Diese Artikelserie beleuchtet Technik und Bedeutung der Web-Technologie in der Automatisierung. Der erste Teil hat in das Thema eingeführt und ist in der letzten Ausgabe erschienen. Im nun vorliegenden zweiten Teil dreht sich alles um webbasierte Bedien- und Visualisierungskonzepte.

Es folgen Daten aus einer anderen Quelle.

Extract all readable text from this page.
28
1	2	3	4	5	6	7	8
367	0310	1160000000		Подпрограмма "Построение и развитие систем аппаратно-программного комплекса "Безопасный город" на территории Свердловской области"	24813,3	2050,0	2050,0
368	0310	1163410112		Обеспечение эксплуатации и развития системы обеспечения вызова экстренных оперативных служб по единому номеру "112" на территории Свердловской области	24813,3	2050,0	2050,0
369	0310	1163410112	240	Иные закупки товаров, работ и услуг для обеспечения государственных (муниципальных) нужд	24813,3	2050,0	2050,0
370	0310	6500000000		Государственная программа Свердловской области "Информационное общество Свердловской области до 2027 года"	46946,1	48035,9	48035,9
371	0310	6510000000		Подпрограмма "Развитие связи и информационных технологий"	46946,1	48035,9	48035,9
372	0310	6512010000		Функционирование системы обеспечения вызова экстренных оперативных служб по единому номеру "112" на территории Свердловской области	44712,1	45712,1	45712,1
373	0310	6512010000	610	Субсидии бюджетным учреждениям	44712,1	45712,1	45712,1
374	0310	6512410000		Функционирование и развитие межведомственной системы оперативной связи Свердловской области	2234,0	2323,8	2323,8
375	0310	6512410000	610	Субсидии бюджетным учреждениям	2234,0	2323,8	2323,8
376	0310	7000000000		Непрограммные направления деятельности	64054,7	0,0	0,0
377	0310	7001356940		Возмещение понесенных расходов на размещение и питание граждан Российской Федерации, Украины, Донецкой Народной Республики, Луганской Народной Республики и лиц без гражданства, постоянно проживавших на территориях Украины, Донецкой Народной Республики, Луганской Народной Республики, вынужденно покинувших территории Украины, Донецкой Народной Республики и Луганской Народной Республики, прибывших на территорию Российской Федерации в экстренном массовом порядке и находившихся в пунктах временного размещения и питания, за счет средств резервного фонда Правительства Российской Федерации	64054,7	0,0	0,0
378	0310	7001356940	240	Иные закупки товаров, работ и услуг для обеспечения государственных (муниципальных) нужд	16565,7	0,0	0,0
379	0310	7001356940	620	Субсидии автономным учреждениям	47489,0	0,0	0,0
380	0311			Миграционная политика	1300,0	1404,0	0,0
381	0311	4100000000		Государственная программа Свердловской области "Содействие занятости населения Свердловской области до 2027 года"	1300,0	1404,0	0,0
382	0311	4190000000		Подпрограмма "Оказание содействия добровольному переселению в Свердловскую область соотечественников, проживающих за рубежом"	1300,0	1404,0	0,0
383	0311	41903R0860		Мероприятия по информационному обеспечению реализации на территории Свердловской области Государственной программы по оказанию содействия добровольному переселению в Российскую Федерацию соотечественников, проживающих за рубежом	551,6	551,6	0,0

Web-basierte HMI-Konzepte unterscheiden sich grundlegend von herkömmlicher Bedienpanel-Technik. Bedienoberflächen werden einfach in einem Browser visualisiert und ersetzen proprietäre Bedienpanel oder spezielle PC-Software, sprich Run-Time-Lizenzen. Hinzu kommen eine uneingeschränkte Vernetzbarkeit sowie die Möglichkeit, von überall her auf dieselbe Oberfläche zugreifen zu können. Egal ob ein einfacher Prozess über simple HTML-Seiten lediglich parametriert wird oder eine anspruchsvolle Maschinenbedienung mittels Java-Werkzeugen realisiert ist – Web-basiertes Bedienen und Beobachten eröffnet dem Anlagen- oder Maschinenbauer gänzlich neue Funktionalitäten in der Anwendung und vereinfacht das Engineering.

Unterschiede im Konzept

Was unterscheidet Web-basiertes Bedienen, Beobachten und Visualisieren von der traditionellen Bedientechnik? Als Erstes fällt auf, dass Bedienoberflächen durch Standard-Browser dargestellt werden. Eine einmal erstellte Maschinenbedienung beispielsweise bleibt nicht nur auf das lokale Bedienpanel direkt an der Maschine beschränkt, sondern ist auch uneingeschränkt auf einem PC mit einem Browser wie z.B. Internet Explorer oder Firefox lauffähig. Der PC muss lediglich mit der Steuerung verbunden sein, etwa durch ein LAN. Aber wieso eigentlich mit der Steuerung? Bedienoberflächen waren doch bis jetzt immer in einem Panel gespeichert! Richtig – allerdings ist gerade bei der Web-Technik die gesamte Bedienoberfläche direkt in der Steuerung hinterlegt, was einen grundlegenden Unterschied zur klassischen Bedientechnik bedeutet. Schauen wir uns diesen Sachverhalt doch etwas genauer an.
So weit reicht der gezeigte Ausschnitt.